Österreich dümpelt auf Rang 47 vor sich hin…
Gut, diese Formulierung ist vielleicht etwas bissig. Aber das soll sie auch sein. Egal wie überzeugt wir in unserem Aktivismus sind, angesichts dieser Zahlen ärgern wir uns. Es scheint so, dass nur oberflächliche Bemühungen seitens der österreichischen Politik passieren, die zwar schön klingen, aber in der Lebensrealität von Frauen nicht viel verändern. Tatsächliche gesetzliche Verpflichtungen werden meist nicht einmal diskutiert, sondern gleich abgewürgt. Nachdem wir jetzt wissen, wie wenige Frauen in der Politik tätig sind, ist das auch nicht verwunderlich – oder? Ja, diese Aussagen sind anklagend. Aber sie sind auch wahr, denn ansonsten wäre Österreich ja wohl nicht von Platz 21, auf Platz 47 binnen eines Jahres gerutscht.
Wir bitten um eine konstruktive Diskussion!

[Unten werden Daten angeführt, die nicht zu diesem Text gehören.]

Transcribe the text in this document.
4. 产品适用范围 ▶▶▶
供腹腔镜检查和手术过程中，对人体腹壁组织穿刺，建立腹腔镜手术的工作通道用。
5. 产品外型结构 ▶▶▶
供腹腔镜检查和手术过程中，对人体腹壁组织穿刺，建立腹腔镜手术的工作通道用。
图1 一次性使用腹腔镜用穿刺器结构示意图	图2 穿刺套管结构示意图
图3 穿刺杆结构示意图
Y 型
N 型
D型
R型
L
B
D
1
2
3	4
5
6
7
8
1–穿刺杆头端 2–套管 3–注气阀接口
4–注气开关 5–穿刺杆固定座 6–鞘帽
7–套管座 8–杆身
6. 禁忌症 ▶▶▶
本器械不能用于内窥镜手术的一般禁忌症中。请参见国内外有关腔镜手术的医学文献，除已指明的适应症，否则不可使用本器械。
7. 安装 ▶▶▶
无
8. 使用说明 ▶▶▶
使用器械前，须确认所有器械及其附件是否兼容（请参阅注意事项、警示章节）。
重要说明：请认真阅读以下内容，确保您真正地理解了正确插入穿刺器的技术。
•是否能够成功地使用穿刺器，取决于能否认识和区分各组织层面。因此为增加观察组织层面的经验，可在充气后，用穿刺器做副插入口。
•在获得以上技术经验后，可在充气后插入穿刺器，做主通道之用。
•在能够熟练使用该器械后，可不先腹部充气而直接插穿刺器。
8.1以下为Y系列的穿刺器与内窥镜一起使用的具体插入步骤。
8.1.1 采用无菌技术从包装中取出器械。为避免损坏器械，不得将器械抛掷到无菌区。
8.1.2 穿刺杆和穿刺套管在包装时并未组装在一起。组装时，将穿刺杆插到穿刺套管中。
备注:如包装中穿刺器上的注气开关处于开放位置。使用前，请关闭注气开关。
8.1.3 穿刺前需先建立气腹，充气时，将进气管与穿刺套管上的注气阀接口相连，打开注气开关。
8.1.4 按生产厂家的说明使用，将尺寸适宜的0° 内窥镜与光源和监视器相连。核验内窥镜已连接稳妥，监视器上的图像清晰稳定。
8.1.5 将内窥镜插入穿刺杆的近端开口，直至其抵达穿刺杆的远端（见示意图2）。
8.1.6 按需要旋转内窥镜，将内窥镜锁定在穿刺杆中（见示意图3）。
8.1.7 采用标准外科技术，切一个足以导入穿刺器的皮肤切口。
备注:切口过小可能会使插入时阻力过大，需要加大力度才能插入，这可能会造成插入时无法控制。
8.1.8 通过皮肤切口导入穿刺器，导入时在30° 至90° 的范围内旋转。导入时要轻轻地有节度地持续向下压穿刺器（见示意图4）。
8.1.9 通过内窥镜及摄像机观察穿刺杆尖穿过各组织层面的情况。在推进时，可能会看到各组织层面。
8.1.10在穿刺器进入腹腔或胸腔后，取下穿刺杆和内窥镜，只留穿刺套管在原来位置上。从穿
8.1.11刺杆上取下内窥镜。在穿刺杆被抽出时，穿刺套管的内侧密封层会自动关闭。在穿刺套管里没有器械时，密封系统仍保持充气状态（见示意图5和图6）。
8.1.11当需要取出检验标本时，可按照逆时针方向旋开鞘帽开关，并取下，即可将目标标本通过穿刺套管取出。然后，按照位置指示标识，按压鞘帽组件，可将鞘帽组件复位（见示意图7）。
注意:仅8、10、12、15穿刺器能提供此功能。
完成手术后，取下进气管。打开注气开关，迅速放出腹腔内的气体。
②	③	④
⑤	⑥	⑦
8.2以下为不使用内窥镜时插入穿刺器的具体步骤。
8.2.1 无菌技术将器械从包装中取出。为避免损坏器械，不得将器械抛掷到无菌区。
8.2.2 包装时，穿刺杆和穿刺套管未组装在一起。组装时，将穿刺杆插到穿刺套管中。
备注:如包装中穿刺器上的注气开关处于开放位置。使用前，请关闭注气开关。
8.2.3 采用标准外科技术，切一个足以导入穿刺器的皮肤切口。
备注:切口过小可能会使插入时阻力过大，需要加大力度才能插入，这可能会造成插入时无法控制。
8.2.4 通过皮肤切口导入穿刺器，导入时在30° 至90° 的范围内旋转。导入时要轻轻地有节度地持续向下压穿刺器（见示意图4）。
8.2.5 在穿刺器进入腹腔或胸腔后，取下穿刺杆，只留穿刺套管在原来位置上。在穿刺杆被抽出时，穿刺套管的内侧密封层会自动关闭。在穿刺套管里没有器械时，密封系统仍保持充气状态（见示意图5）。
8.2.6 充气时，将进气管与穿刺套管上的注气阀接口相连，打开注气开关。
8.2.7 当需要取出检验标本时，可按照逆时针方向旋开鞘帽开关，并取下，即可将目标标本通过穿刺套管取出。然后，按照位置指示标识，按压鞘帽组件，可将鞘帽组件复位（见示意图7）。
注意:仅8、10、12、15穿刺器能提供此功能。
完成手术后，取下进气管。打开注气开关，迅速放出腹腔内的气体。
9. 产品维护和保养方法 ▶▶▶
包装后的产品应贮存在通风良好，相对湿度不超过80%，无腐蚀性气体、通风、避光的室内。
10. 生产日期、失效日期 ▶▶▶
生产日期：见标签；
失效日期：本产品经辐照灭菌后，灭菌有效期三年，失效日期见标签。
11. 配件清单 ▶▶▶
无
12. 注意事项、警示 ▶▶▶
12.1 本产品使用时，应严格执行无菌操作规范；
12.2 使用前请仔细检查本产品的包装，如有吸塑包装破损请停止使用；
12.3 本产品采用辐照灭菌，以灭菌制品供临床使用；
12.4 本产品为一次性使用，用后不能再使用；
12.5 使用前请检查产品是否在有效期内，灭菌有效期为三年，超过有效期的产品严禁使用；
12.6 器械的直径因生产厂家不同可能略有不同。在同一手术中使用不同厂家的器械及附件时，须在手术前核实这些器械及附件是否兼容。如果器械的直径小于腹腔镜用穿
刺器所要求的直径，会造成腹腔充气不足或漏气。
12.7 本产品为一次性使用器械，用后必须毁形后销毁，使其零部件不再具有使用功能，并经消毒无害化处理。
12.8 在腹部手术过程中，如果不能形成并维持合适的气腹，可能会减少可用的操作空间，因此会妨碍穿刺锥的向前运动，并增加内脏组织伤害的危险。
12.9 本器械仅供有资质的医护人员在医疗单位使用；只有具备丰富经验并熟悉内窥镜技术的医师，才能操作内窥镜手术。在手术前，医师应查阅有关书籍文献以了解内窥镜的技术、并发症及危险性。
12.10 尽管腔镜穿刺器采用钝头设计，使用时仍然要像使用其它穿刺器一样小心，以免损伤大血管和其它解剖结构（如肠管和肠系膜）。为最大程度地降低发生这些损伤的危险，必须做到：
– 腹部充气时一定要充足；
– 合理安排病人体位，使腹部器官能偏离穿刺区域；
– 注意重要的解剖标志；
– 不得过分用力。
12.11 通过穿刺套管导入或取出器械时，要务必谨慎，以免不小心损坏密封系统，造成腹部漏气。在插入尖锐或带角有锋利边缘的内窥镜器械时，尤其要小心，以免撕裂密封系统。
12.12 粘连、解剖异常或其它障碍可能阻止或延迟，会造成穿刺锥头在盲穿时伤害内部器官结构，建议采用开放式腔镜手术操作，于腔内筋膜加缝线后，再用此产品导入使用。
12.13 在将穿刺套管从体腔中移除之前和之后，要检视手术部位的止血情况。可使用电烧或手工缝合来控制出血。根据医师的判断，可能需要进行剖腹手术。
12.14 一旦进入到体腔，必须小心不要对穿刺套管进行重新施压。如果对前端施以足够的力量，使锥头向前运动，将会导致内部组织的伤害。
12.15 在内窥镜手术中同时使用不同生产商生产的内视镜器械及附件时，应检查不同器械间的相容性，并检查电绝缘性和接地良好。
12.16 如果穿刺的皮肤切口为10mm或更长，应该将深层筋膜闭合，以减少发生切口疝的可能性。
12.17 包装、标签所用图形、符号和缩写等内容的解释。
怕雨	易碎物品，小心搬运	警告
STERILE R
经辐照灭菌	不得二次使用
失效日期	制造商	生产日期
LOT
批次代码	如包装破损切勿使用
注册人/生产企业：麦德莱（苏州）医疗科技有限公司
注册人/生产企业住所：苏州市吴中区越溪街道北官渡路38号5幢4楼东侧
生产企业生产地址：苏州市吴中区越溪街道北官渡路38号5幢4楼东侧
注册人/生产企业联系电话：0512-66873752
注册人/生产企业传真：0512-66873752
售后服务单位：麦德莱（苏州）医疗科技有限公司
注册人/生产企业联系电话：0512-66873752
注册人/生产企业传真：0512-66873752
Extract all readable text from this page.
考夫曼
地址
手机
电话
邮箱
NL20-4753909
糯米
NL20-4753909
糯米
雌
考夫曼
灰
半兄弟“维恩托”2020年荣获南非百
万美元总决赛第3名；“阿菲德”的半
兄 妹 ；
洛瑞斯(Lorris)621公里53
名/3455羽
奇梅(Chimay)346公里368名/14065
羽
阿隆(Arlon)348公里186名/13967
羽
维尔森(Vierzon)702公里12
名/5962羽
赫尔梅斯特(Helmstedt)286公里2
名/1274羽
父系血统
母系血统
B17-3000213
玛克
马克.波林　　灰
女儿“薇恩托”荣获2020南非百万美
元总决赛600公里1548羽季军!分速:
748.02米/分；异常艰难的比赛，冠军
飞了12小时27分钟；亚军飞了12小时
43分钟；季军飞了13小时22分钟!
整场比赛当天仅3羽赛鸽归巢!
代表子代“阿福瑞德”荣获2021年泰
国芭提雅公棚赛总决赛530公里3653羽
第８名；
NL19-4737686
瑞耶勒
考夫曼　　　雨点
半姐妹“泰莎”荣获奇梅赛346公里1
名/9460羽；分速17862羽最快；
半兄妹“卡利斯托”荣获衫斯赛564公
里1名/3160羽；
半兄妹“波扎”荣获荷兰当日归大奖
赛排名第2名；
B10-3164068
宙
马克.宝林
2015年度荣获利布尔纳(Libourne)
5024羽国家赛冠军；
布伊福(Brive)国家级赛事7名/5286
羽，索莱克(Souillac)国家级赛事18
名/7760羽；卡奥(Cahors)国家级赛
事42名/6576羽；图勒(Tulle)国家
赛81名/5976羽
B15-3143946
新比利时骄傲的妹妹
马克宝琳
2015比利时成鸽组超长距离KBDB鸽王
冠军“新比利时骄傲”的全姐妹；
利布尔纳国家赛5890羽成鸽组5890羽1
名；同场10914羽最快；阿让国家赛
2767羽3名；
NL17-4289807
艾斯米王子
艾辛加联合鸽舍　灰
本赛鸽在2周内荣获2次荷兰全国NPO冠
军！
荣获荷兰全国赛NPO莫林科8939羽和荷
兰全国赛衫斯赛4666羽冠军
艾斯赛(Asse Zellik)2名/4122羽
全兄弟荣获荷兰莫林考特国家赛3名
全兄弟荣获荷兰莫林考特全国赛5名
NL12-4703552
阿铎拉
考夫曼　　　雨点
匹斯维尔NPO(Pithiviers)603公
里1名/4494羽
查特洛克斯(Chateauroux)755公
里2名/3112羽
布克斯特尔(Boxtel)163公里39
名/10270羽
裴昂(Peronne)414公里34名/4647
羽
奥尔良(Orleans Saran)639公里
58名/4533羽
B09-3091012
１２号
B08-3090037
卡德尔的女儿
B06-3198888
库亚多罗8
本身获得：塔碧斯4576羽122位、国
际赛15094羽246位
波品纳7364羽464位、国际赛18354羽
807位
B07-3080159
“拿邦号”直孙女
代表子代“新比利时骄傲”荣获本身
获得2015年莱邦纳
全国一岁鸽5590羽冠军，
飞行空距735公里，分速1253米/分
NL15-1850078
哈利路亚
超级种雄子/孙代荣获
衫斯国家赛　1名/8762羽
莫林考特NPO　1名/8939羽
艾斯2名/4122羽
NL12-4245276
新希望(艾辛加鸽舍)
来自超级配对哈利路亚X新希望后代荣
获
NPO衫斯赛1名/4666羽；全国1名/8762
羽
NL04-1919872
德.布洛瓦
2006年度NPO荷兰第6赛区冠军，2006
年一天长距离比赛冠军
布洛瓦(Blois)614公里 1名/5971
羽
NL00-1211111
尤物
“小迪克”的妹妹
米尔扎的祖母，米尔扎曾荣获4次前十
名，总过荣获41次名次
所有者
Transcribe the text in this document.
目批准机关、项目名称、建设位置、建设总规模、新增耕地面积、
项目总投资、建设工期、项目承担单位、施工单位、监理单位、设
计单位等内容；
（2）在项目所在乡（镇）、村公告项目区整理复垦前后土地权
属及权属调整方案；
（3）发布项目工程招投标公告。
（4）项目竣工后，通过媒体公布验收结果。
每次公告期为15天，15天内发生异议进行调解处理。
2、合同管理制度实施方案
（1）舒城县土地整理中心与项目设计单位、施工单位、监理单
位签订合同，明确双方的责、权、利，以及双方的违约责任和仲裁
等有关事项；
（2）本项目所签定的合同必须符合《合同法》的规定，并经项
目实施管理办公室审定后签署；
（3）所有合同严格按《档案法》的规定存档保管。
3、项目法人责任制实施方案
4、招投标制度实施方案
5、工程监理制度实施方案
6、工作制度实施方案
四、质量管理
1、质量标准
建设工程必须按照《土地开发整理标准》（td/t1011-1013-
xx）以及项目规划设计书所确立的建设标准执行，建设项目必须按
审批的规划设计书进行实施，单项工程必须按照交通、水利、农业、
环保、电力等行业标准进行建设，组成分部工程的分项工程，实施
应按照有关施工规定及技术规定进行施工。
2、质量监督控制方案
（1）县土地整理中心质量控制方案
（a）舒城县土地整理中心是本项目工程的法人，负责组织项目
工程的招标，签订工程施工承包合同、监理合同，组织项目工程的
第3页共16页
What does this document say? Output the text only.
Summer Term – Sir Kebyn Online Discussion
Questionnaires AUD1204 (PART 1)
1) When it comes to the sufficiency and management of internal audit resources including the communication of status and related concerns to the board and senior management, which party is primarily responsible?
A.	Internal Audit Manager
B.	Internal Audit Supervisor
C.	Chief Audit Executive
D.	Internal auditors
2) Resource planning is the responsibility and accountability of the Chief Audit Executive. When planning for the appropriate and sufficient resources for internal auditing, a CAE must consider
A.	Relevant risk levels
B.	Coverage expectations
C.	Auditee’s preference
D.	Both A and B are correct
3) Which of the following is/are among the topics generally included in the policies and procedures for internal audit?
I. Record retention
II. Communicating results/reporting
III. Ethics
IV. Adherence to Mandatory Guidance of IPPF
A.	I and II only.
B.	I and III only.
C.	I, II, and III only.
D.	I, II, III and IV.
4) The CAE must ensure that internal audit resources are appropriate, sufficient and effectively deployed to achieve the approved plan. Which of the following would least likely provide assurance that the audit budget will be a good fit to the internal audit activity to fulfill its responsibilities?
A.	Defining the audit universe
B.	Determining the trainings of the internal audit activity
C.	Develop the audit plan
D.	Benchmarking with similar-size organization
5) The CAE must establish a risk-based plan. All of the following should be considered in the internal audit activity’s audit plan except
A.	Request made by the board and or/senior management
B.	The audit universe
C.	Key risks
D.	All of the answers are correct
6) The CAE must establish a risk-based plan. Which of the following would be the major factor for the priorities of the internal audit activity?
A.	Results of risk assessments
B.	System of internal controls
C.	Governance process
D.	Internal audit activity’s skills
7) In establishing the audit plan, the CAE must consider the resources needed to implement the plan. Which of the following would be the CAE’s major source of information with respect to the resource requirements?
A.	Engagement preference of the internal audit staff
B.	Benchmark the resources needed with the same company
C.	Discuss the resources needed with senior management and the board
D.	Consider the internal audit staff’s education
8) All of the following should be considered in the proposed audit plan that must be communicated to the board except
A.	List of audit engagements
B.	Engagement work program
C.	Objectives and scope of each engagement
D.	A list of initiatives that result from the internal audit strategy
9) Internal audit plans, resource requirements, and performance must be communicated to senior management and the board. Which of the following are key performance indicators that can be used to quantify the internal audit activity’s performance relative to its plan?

Die politischen Parteien in Österreich schieben sich gegenseitig den schwarzen Peter zu. Das Frauenministerium zweifelte sogar die Aussagekraft dieser Studie an. Schade, dass hiermit lieber die Ergebnisse geleugnet und hinterfragt werden, anstatt Frauen zu glauben, dass sie in Österreich noch immer schlechter gestellt sind. Besonders gehört fühlt man sich hier als Frau eher nicht. Ob das Frauenministerium aufgrund des Ergebnisses motiviert ist, noch mehr zu tun? Das ist aufgrund ihrer Reaktion auch fraglich. Hier hilft es auch nicht, die Schuld bei anderen unterdrückten Gruppen wie der LGBTQIA+ Community zu suchen. Dies hat zuletzt FPÖ Frauensprecherin Rosa Ecker mit einer Aussendung getan. Tatsache ist nämlich, dass viele Frauen* dieser Community angehören und, alle queeren Menschen genauso von unseren patriarchalen Strukturen unterdrückt werden. Die Zeiten haben sich gottseidank geändert und Feuer wird nicht mehr mit Feuer bekämpft – wie es so schön heißt. Der intersektionale Feminismus hilft uns dabei, gemeinsam gegen alle Formen der Diskriminierung anzukämpfen. Denn, und das ist Fakt, viele Frauen werden auf mehreren Ebenen diskriminiert. Sie werden nicht nur diskriminiert, weil sie eine Frau* sind, sondern auch aufgrund ihrer Hautfarbe, Religionszugehörigkeit, Sexualität, ihren Beeinträchtigungen, Behinderungen oder ihrer Zugehörigkeit zu einer ethnischen Minderheit. Eine schwarze lesbische Frau erlebt also mehrere Diskriminierungen gleichzeitig. Wir können keine Gleichberechtigung schaffen, wenn wir nicht gegen alle Diskriminierungsformen wie Sexismus, Rassismus, Ableismus etc. ankämpfen.